As for Kodak’s July 27 awarding of stock options to Continenza and other senior company managment, the report concluded: “While granting options to company management ahead of positive news can be controversial, it is not prohibited by SEC regulations and can only give rise to state law breach of fiduciary duty claims under certain circumstances not present here.”
Kodak had planned the loan announcement for July 28, but a news release announcing the planned signing ceremony was accidentally mislabeled for immediate release instead of an embargo date.
The special committee, in consultation with Akin Gump, has recommended that Kodak adopt corporate governance and procedural changes related to its executive compensation practices, insider trading policies, and public relations procedures.
“Kodak is committed to the highest levels of governance and transparency, and it is clear from the review’s findings that we need to take action to strengthen our practices, policies, and procedures.,” Continenza said in a news release. “Expeditiously implementing these recommended measures will be critical as we continue to execute on our long-term strategy and transform our business for the future.”

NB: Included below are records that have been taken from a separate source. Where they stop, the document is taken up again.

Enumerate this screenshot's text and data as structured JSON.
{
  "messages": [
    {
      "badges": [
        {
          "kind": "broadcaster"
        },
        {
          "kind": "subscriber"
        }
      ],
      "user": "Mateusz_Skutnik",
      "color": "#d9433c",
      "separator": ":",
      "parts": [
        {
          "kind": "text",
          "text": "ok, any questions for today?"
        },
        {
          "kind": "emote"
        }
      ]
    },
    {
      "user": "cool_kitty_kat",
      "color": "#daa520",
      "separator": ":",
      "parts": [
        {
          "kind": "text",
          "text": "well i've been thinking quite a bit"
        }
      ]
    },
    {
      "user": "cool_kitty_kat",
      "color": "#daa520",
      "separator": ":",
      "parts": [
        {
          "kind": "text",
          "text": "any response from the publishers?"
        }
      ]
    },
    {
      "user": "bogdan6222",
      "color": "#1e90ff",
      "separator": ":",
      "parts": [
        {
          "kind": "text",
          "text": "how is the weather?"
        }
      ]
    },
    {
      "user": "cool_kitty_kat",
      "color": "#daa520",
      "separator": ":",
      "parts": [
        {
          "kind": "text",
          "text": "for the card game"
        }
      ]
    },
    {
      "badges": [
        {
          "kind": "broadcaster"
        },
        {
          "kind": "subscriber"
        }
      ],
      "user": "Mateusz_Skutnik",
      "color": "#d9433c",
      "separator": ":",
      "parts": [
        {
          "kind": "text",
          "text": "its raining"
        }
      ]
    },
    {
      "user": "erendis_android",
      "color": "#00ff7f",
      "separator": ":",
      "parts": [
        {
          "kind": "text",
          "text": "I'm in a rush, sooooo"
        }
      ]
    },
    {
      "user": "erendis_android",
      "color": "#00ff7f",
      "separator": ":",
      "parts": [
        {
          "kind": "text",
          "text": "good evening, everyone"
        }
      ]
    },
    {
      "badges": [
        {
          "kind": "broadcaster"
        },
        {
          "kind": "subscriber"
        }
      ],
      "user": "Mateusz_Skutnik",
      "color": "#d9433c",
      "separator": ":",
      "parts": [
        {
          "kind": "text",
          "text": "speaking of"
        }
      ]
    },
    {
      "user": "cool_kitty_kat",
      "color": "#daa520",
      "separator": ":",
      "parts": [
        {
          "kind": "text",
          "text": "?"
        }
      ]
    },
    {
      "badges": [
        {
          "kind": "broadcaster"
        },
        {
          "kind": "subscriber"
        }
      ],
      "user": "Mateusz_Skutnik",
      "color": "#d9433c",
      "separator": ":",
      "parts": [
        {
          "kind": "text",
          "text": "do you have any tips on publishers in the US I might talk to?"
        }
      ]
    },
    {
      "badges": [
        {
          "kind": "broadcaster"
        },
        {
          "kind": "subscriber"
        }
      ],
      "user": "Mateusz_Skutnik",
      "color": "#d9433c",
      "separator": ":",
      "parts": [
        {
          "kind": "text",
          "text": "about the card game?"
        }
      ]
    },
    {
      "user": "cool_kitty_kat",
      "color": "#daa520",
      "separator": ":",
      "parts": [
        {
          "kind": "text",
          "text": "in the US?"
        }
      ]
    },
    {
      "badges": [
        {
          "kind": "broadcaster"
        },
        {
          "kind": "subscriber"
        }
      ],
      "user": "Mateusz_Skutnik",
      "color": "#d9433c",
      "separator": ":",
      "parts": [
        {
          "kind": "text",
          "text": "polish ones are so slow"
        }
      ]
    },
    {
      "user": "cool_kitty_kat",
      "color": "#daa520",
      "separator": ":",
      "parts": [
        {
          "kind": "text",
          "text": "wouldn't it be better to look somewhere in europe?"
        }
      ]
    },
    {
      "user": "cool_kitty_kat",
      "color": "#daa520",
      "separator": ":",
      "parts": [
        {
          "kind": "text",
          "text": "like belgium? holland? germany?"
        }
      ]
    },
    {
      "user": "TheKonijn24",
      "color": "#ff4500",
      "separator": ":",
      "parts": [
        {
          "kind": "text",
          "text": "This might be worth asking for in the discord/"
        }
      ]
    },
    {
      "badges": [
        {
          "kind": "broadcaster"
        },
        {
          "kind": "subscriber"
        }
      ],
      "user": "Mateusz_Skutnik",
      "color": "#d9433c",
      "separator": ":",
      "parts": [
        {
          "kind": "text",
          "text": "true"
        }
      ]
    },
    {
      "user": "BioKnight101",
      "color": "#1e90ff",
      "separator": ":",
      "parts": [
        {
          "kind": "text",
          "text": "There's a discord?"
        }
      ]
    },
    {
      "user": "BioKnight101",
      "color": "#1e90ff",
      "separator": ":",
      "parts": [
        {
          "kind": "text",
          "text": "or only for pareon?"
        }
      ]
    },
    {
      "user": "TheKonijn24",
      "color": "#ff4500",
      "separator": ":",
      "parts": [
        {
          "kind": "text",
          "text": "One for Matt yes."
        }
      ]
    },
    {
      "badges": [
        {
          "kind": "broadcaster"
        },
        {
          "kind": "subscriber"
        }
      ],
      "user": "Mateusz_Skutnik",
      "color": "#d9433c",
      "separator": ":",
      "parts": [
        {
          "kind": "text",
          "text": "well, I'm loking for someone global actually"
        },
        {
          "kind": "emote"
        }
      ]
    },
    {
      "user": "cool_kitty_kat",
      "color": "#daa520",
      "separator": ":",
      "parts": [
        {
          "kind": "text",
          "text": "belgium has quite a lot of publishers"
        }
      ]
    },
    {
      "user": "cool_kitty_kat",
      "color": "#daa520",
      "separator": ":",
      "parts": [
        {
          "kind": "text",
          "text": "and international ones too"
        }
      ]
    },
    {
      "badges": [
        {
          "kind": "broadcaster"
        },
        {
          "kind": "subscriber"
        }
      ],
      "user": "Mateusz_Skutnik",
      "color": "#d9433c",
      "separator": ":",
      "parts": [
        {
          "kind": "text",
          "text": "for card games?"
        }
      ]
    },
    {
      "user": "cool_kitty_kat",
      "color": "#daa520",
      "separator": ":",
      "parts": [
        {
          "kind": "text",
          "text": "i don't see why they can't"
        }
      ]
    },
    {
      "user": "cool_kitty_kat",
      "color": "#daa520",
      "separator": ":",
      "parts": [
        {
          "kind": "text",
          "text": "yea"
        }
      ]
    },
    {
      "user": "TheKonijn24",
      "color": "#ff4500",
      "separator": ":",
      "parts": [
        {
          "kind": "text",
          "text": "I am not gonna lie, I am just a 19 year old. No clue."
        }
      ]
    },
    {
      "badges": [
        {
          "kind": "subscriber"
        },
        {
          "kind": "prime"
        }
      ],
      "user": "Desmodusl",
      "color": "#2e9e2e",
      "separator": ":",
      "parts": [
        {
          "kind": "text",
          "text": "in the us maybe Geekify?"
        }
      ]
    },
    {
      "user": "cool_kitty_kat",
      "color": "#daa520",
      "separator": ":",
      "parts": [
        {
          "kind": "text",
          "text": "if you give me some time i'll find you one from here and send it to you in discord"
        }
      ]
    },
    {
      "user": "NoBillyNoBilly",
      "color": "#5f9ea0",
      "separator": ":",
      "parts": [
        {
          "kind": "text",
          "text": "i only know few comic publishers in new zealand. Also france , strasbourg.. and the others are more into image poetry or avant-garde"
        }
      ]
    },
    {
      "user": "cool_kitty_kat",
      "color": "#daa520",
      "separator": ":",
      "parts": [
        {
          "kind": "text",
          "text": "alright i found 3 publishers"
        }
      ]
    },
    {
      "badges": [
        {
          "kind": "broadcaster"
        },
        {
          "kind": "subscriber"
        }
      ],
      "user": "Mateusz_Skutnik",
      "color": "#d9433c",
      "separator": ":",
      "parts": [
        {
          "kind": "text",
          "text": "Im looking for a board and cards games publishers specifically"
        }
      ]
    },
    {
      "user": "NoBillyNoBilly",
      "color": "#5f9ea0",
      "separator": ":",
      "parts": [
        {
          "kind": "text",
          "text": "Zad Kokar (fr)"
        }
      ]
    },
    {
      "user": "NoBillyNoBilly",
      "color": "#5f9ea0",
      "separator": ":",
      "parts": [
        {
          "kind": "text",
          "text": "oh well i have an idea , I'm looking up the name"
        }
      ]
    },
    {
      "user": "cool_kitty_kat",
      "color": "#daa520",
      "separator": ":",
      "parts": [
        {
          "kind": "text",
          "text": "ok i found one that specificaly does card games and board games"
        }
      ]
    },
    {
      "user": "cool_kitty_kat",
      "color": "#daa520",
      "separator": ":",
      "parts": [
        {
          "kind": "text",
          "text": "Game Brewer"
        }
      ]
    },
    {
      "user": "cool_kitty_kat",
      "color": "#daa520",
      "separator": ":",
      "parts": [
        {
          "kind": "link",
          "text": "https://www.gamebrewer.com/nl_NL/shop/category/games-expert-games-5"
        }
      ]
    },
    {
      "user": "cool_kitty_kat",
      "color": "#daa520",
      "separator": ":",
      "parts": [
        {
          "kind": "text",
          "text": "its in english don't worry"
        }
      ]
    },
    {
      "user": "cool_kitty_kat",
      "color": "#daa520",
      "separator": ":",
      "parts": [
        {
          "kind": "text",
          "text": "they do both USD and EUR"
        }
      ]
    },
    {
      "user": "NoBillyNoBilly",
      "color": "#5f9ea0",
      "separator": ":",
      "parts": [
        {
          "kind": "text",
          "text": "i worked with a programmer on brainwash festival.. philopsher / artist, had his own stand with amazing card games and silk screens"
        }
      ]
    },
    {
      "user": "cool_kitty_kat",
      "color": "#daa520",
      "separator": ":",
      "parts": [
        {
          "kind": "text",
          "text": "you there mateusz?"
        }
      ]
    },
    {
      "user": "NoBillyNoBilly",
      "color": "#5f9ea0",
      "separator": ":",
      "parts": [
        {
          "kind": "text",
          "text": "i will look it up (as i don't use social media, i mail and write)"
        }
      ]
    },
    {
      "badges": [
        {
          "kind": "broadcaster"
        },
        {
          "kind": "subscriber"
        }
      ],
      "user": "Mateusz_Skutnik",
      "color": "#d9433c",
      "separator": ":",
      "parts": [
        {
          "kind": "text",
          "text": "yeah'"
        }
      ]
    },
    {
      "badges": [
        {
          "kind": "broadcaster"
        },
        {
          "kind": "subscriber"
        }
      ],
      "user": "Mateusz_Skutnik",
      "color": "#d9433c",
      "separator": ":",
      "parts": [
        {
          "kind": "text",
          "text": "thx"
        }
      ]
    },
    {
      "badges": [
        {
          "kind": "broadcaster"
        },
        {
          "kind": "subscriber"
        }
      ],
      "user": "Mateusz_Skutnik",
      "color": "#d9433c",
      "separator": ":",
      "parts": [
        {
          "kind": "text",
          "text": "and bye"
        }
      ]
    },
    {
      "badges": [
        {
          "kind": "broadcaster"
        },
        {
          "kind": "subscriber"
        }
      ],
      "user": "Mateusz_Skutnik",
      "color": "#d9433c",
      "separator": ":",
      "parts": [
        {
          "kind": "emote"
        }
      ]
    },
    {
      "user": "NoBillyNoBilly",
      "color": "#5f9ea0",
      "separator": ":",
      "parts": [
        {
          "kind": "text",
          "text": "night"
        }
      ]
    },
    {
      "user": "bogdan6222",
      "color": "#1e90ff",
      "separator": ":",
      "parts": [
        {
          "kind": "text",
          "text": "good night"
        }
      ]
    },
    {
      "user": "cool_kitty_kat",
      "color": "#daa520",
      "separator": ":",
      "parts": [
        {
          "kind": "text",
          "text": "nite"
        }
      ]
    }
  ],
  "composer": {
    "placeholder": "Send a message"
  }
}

Even with the internal review complete, Kodak may not be out of the woods when it comes to questions about how its management handled the loan announcement. A spokesperson for Sen. Elizabeth Warren (D-Mass.) tells The Wall Street Journal that the newly named inspector general at the U.S. International Development Finance Corp. told the senator that his office plans to review the loan.
The loan is supposed to support the retooling of Kodak’s existing facilities in Rochester, N.Y., and St. Paul, Minn., incorporating continuous manufacturing and advanced technology so that a new Kodak Pharmaceuticals can produce critical pharma ingredients inside the U.S. — a major Trump administration goal.